Department of Veterans Affairs (VA) officials, upset that a few rulings have not gone their way, now want to eliminate a key means of outside review for agency senior executives facing disciplinary actions.
If the officials, and their congressional allies, get their way in this rare, public dispute between federal agencies, it potentially could weaken the government-wide, independent Merit Systems Protection Board (MSPB), which provides a shield against loading the civil service with political cronies.
Rep. Jeff Miller (R-Fla.), chairman of the House Veterans Affairs Committee, seems to think the MSPB will be Uncle Sam’s ruination because it is “so biased in favor of misbehaving government bureaucrats.”
The MSPB is “setting the entire federal government up for failure,” he said. “The MSPB forces agency leaders to wastefully accommodate employees they have no confidence in by either keeping them on the payroll or in leadership positions or paying them vast sums of taxpayer money to get them to leave government employment.”
VA Secretary Bob McDonald told Congress this month he would like to move his Senior Executive Service (SES) members now working under a set of personnel laws known as Title 5, which covers most civil servants, to Title 38. Title 5 allows SES appeals to MSPB. Title 38 does not.
Title 38 allows greater pay flexibility that could provide better wages. But that would come at a price – elimination of a key outside review avenue for demotions or terminations at a time when members of Congress are calling for aggressive action against federal employees accused of misbehavior or poor performance. They would be allowed an internal review procedure, but that comes with an inbred problem.
With an internal procedure, VA management would be the accuser, the prosecutor and the judge. Institutions like the MSPB were created to provide an independent forum that could protect employees from a system where staffers could be battered about by political appointees who might change with the political winds.

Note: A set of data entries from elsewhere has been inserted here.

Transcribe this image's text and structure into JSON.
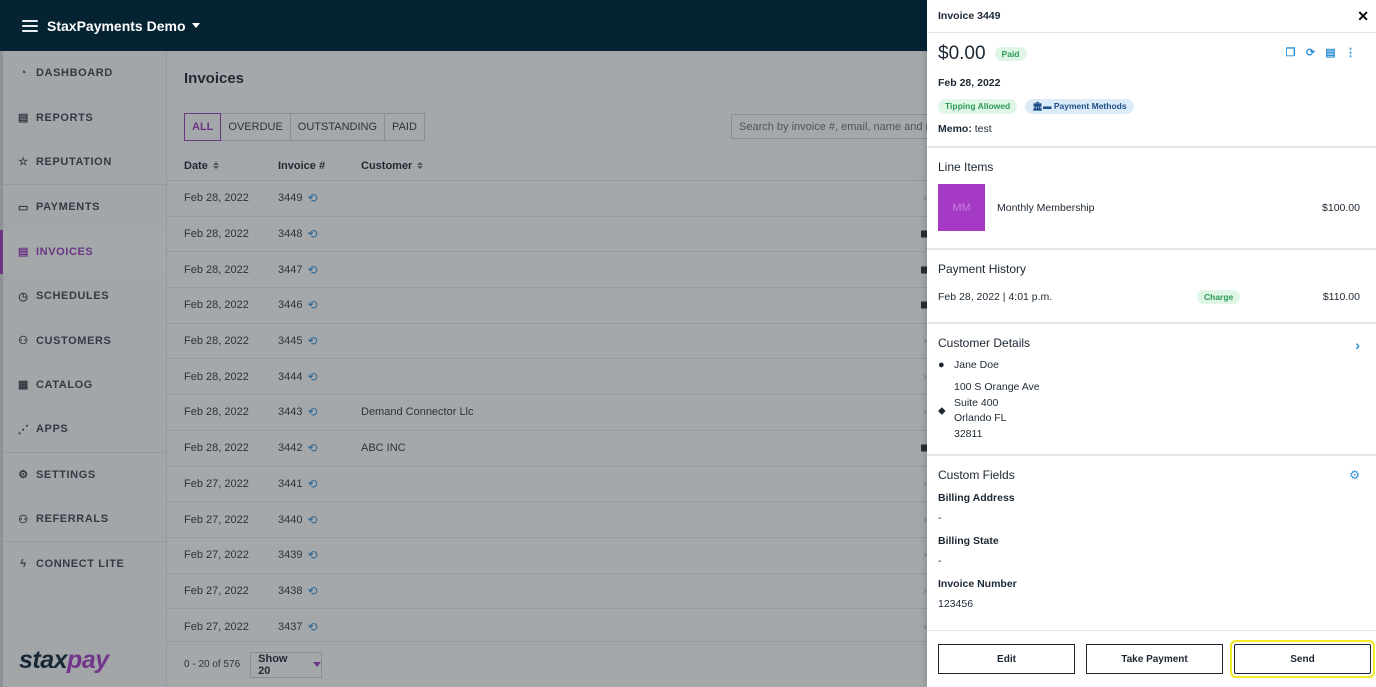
{
  "topbar": {
    "account_name": "StaxPayments Demo"
  },
  "sidebar": {
    "items": [
      {
        "label": "DASHBOARD",
        "icon": "dashboard-icon",
        "glyph": "◔"
      },
      {
        "label": "REPORTS",
        "icon": "report-icon",
        "glyph": "▤"
      },
      {
        "label": "REPUTATION",
        "icon": "star-icon",
        "glyph": "☆"
      },
      {
        "label": "PAYMENTS",
        "icon": "cash-icon",
        "glyph": "▭"
      },
      {
        "label": "INVOICES",
        "icon": "invoice-icon",
        "glyph": "▤",
        "active": true
      },
      {
        "label": "SCHEDULES",
        "icon": "clock-icon",
        "glyph": "◷"
      },
      {
        "label": "CUSTOMERS",
        "icon": "users-icon",
        "glyph": "⚇"
      },
      {
        "label": "CATALOG",
        "icon": "catalog-icon",
        "glyph": "▦"
      },
      {
        "label": "APPS",
        "icon": "apps-icon",
        "glyph": "⋰"
      },
      {
        "label": "SETTINGS",
        "icon": "settings-icon",
        "glyph": "⚙"
      },
      {
        "label": "REFERRALS",
        "icon": "referrals-icon",
        "glyph": "⚇"
      },
      {
        "label": "CONNECT LITE",
        "icon": "bolt-icon",
        "glyph": "ϟ"
      }
    ],
    "logo_part1": "stax",
    "logo_part2": "pay"
  },
  "main": {
    "title": "Invoices",
    "filters": [
      "ALL",
      "OVERDUE",
      "OUTSTANDING",
      "PAID"
    ],
    "active_filter": "ALL",
    "search_placeholder": "Search by invoice #, email, name and more",
    "columns": {
      "date": "Date",
      "invoice": "Invoice #",
      "customer": "Customer"
    },
    "rows": [
      {
        "date": "Feb 28, 2022",
        "invoice": "3449",
        "customer": "",
        "end": "chevron"
      },
      {
        "date": "Feb 28, 2022",
        "invoice": "3448",
        "customer": "",
        "end": "mail"
      },
      {
        "date": "Feb 28, 2022",
        "invoice": "3447",
        "customer": "",
        "end": "mail"
      },
      {
        "date": "Feb 28, 2022",
        "invoice": "3446",
        "customer": "",
        "end": "mail"
      },
      {
        "date": "Feb 28, 2022",
        "invoice": "3445",
        "customer": "",
        "end": "chevron"
      },
      {
        "date": "Feb 28, 2022",
        "invoice": "3444",
        "customer": "",
        "end": "chevron"
      },
      {
        "date": "Feb 28, 2022",
        "invoice": "3443",
        "customer": "Demand Connector Llc",
        "end": "chevron"
      },
      {
        "date": "Feb 28, 2022",
        "invoice": "3442",
        "customer": "ABC INC",
        "end": "mail"
      },
      {
        "date": "Feb 27, 2022",
        "invoice": "3441",
        "customer": "",
        "end": "chevron"
      },
      {
        "date": "Feb 27, 2022",
        "invoice": "3440",
        "customer": "",
        "end": "chevron"
      },
      {
        "date": "Feb 27, 2022",
        "invoice": "3439",
        "customer": "",
        "end": "chevron"
      },
      {
        "date": "Feb 27, 2022",
        "invoice": "3438",
        "customer": "",
        "end": "chevron"
      },
      {
        "date": "Feb 27, 2022",
        "invoice": "3437",
        "customer": "",
        "end": "chevron"
      }
    ],
    "pagination": {
      "range": "0 - 20 of 576",
      "per_page": "Show 20"
    }
  },
  "panel": {
    "title": "Invoice 3449",
    "amount": "$0.00",
    "status": "Paid",
    "date": "Feb 28, 2022",
    "tipping_badge": "Tipping Allowed",
    "methods_badge": "Payment Methods",
    "memo_label": "Memo:",
    "memo_value": "test",
    "line_items_title": "Line Items",
    "line_item": {
      "thumb": "MM",
      "name": "Monthly Membership",
      "price": "$100.00"
    },
    "payment_history_title": "Payment History",
    "payment": {
      "when": "Feb 28, 2022 | 4:01 p.m.",
      "type": "Charge",
      "amount": "$110.00"
    },
    "customer_title": "Customer Details",
    "customer_name": "Jane Doe",
    "address": [
      "100 S Orange Ave",
      "Suite 400",
      "Orlando FL",
      "32811"
    ],
    "custom_fields_title": "Custom Fields",
    "custom_fields": [
      {
        "label": "Billing Address",
        "value": "-"
      },
      {
        "label": "Billing State",
        "value": "-"
      },
      {
        "label": "Invoice Number",
        "value": "123456"
      }
    ],
    "buttons": {
      "edit": "Edit",
      "take_payment": "Take Payment",
      "send": "Send"
    }
  },
  "colors": {
    "brand_purple": "#9a3ab8",
    "topbar": "#062333",
    "link_blue": "#2f8fd6",
    "highlight": "#f0ea2a"
  }
}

The current kerfuffle arose when an MSPB administrative judge overturned the dismissal of Linda Weiss, the former VA Medical Center director in Albany, N.Y.
Deputy Secretary Sloan Gibson, the man who fired Weiss, said under the law “my judgment is owed considerable deference by the MSPB. Yet based on this and other recent decisions, it appears the MSPB does not agree with the Congress’s or the VA’s interpretation of the extent of my authority and has, once again, substituted its judgment for mine and demonstrated a willingness to second guess the VA’s application of legitimate high standards for accountability.”

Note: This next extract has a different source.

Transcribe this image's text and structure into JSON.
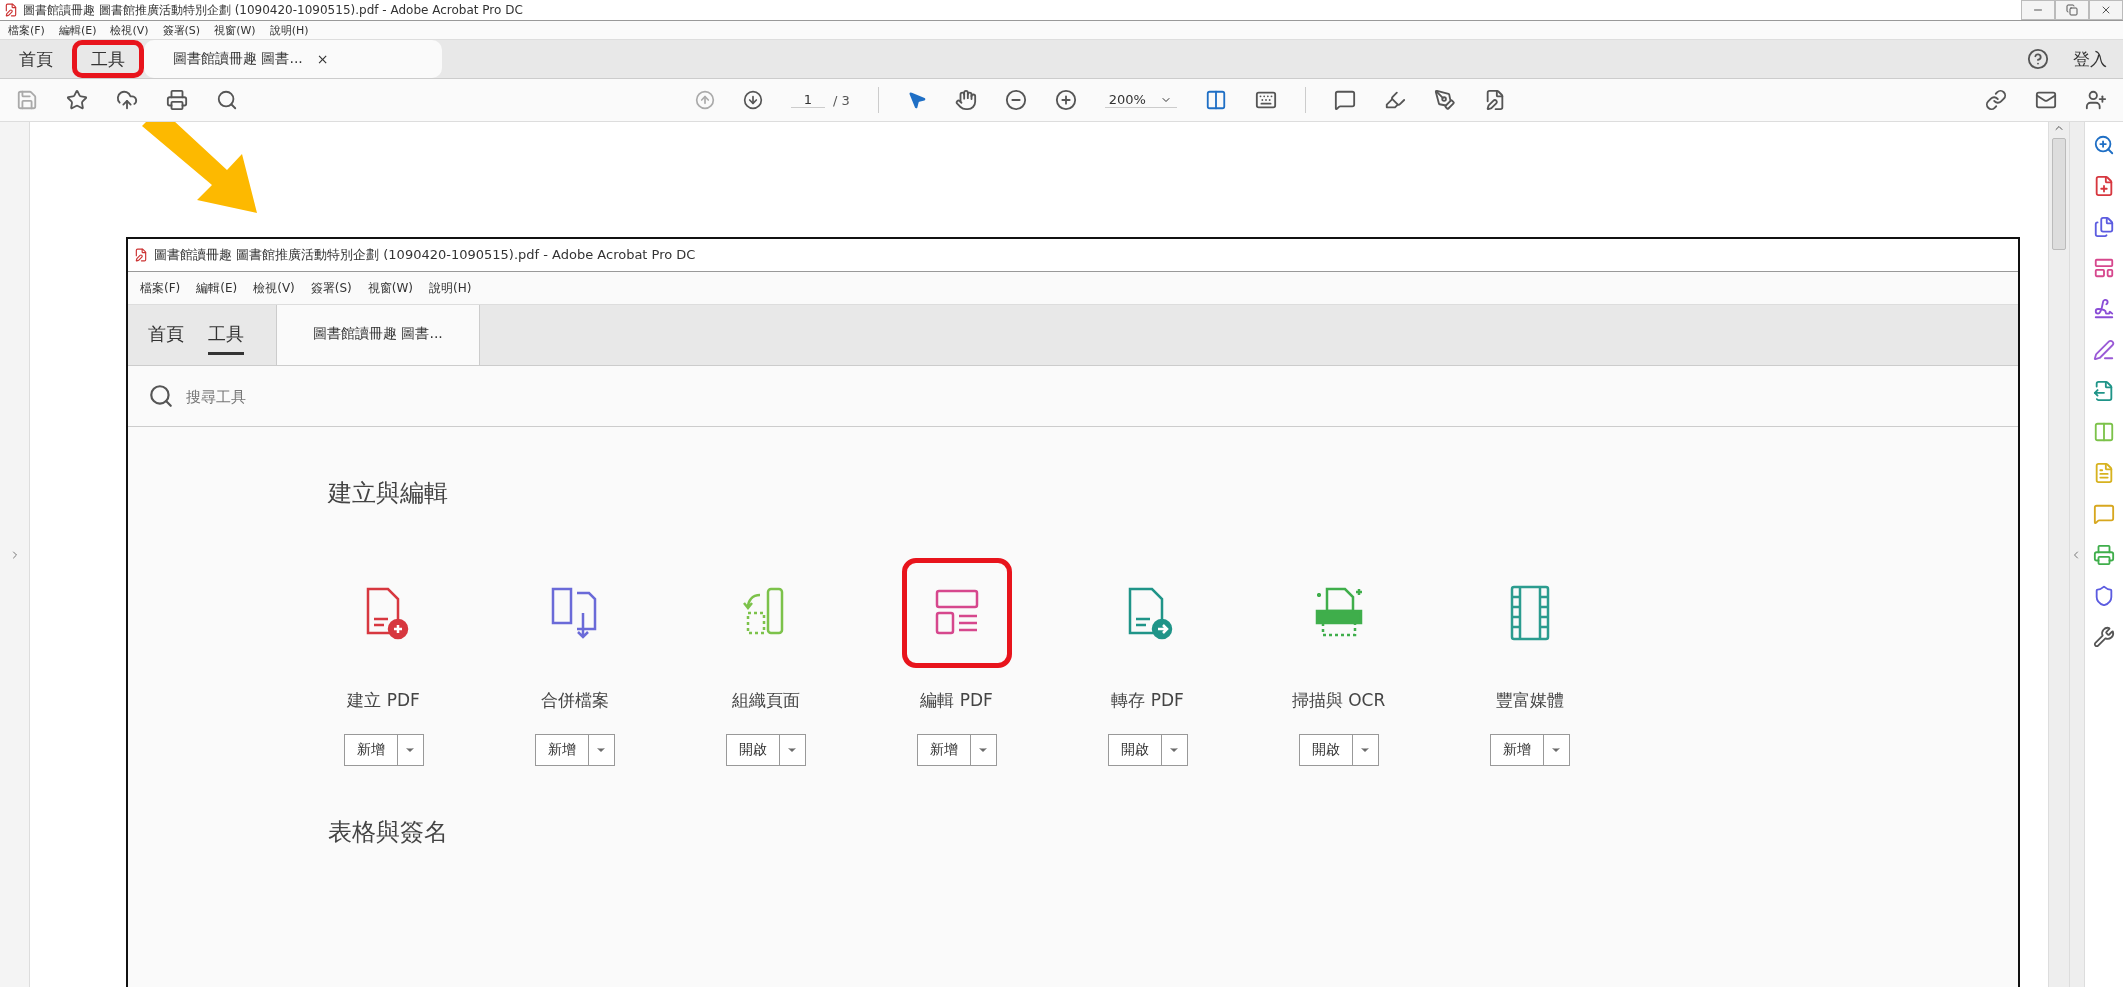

Gibson sounds like he wants knee-jerk approval of his decisions, which is the appearance an in-house appeals process would provide.
Comments like those from Miller and Gibson show that for Congress and the Obama administration “the true intent of the 2014 Choice Act’s expedited appeal procedure, which was applied to VA’s career senior executive service, was to be a rubber stamp on the VA’s disciplinary determinations, and not afford career executives true due process,” said Senior Executives Association (SEA) interim President Jason Briefel.
The Choice Act, sponsored by Miller, significantly undermined due process rights for VA senior executives by sharply cutting the MSPB appeals process for them only. But now Congress is moving to extend that expedited process to senior executives across government. The House Oversight and Government Reform Committee approved legislation doing that last month. If MSPB is taken down for VA senior executives, what’s to stop that from happening to other federal employees?
VA officials were not keen on cutting the SES appeals process when it was being considered, but now they want to go well beyond that assault on due process “because we are like a business,” McDonald said.
Miller echoed that business theme when he said “no business in the world could operate efficiently and effectively if many of its major personnel decisions were subject to approval by an unaccountable board with a strong bias against accountability.”
Beyond the fact that MSPB supports accountability, there is a basic problem with comparing the VA to a business. It is not a business and when it comes to employee protections it should not operate as one. Civil servants and the government that employs them are required to serve everyone in the country without partisanship. Private employers often can fire at will, with workers having little recourse. Government workplace protections guard against a spoils system.
Gibson said the decision in the Weiss case by MSPB administrative judge, Arthur S. Joseph, “is unenforceable under the law, and does not entitle Ms. Weiss to return to VA employment… The judge’s decision today runs counter to VA’s core values.”
Ironically, Joseph agreed with Gibson on many of the charges against Weiss. But Joseph felt dismissal was too harsh, given the totality of her record. The law prevented him from imposing a lesser punishment, so he overturned Gibson’s decision.
“The facts and circumstances as presented by the record before me demonstrate that it is unreasonable to remove an employee who has very positively contributed to the agency for more than 42 years for this one offense,” he wrote. He would have mitigated the punishment, but “because that is not allowed, the only option is to reverse the action outright.”
Maybe the law needs fixing. Throwing out an independent appeals process and further cutting workplace rights is not the answer.